From Sicily’s volcanic slopes to Alabama’s red clay, hyphae collaborative network links distant places through works that mine residues of domestic space — grief, resistance, memory, reinvention, and quiet repair.

Set in a 19th century residence, once part of the long-shuttered Southern University, “through every glitch and eruption” brings together 18 artists from across the US South, Ireland, Germany, Italy, Great Britain, Finland, Sicily, and Switzerland.

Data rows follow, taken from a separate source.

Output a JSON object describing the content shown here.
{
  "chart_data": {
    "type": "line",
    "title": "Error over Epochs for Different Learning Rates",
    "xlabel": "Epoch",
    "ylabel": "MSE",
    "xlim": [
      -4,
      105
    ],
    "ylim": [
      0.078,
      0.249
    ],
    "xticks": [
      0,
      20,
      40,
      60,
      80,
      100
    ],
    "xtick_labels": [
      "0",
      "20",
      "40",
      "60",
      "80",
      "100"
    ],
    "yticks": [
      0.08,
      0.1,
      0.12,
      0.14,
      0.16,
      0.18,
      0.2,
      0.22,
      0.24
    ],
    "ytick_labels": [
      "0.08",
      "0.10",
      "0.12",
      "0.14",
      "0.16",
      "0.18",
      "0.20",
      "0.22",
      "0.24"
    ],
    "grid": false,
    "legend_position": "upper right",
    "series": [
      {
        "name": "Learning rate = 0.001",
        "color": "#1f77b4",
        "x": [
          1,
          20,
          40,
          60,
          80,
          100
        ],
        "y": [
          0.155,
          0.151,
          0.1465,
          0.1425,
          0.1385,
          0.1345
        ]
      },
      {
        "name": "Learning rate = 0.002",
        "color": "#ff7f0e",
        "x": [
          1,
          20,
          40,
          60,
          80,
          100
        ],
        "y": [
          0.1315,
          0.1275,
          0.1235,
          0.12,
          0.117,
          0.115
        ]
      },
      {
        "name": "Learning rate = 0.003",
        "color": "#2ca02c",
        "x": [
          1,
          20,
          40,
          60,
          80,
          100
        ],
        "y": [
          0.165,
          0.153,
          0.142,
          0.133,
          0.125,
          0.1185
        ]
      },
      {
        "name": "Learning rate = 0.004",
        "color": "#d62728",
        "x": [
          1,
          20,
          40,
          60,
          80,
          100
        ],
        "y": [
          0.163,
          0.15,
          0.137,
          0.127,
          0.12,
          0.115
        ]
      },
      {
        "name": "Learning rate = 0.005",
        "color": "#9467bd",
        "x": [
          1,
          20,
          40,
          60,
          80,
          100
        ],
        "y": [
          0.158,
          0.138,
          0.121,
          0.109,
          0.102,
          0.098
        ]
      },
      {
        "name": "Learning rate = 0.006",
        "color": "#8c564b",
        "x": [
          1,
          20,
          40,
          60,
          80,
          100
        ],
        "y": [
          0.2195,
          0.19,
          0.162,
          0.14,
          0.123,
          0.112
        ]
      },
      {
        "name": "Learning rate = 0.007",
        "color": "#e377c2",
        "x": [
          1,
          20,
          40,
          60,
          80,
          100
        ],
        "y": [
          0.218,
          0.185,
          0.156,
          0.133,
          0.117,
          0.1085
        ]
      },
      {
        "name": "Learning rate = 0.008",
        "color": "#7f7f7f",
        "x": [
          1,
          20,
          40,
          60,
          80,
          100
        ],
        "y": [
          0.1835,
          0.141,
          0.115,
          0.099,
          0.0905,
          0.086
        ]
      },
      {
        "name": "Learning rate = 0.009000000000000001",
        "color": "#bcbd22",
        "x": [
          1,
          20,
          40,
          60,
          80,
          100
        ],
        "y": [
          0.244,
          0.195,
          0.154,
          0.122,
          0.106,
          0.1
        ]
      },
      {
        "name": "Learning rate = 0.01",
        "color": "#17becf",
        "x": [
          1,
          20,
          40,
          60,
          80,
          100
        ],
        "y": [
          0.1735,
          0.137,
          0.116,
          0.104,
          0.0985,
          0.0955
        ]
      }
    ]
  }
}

The exhibition unfolds inside a folk Victorian home in Greensboro, Alabama — a dwelling whose purpose has shifted over time, from university housing to family residence, and soon to become a newsroom for three local papers. The house holds traces of each chapter. Floorboards tilt. Keyholes remain. The walls and cracks hold memories, a library of residues of passage.

The exhibition threads itself through these charged spaces like a living network — provisional, connective, mycelial. Mycelium endures by working in the shadows, porous and collaborative, feeding on what has decayed in order to sustain what might grow. It suggests another kind of time: slow, recursive, unfinished, ongoing and always in the process of becoming.

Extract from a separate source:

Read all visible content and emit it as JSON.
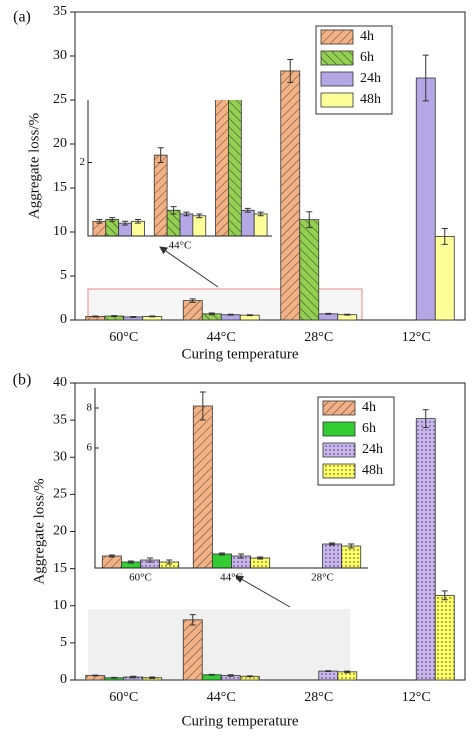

Some works speak to mourning and its forms; others to endurance, reinvention, and ordinary gestures that carry us forward. A doomsday calendar. A child’s grave with fresh flowers. A salvaged stump turned into a creature. A spell. Survival here is not achieved in one act, but gathered over time — shaped by tension, care, and repetition.

Other works tilt toward speculation, invention, and myth. Flowers that grow from what is discarded. Panspermia as an allegory of persistence. Memes as units of survival. Diana, goddess of the hunt, as a shadow figure for resistance. Paintings where the eyes are not windows but skin — porous, vulnerable, alert. Found microplastics, recycled and recast, testifying to futures already embedded in the everyday.

At the hinge between myth and speculation stands a work that confronts the politics of the body. It recalls two women marked by violence and erasure: one whose nose Freud had removed in a misguided “cure” for hysteria, another whose failed attempt to assassinate Mussolini struck only his nose. Linking these stories to the history of lobotomy and medical misogyny, the work turns the nose into a curious emblem.

Taken together, these works speak less of endings than of processes — slow, unfinished, eruptive. Survival here is not imagined as a single heroic act but as an accumulation: of gestures, of repetitions, of adaptations — shaped by accident, by glitch, by what grows in the cracks we overlook. In this way, the exhibition turns from ghosts toward what is still active in the ruins, asking not only what remains, but what continues to adapt, proliferate, and persist in the aftermath.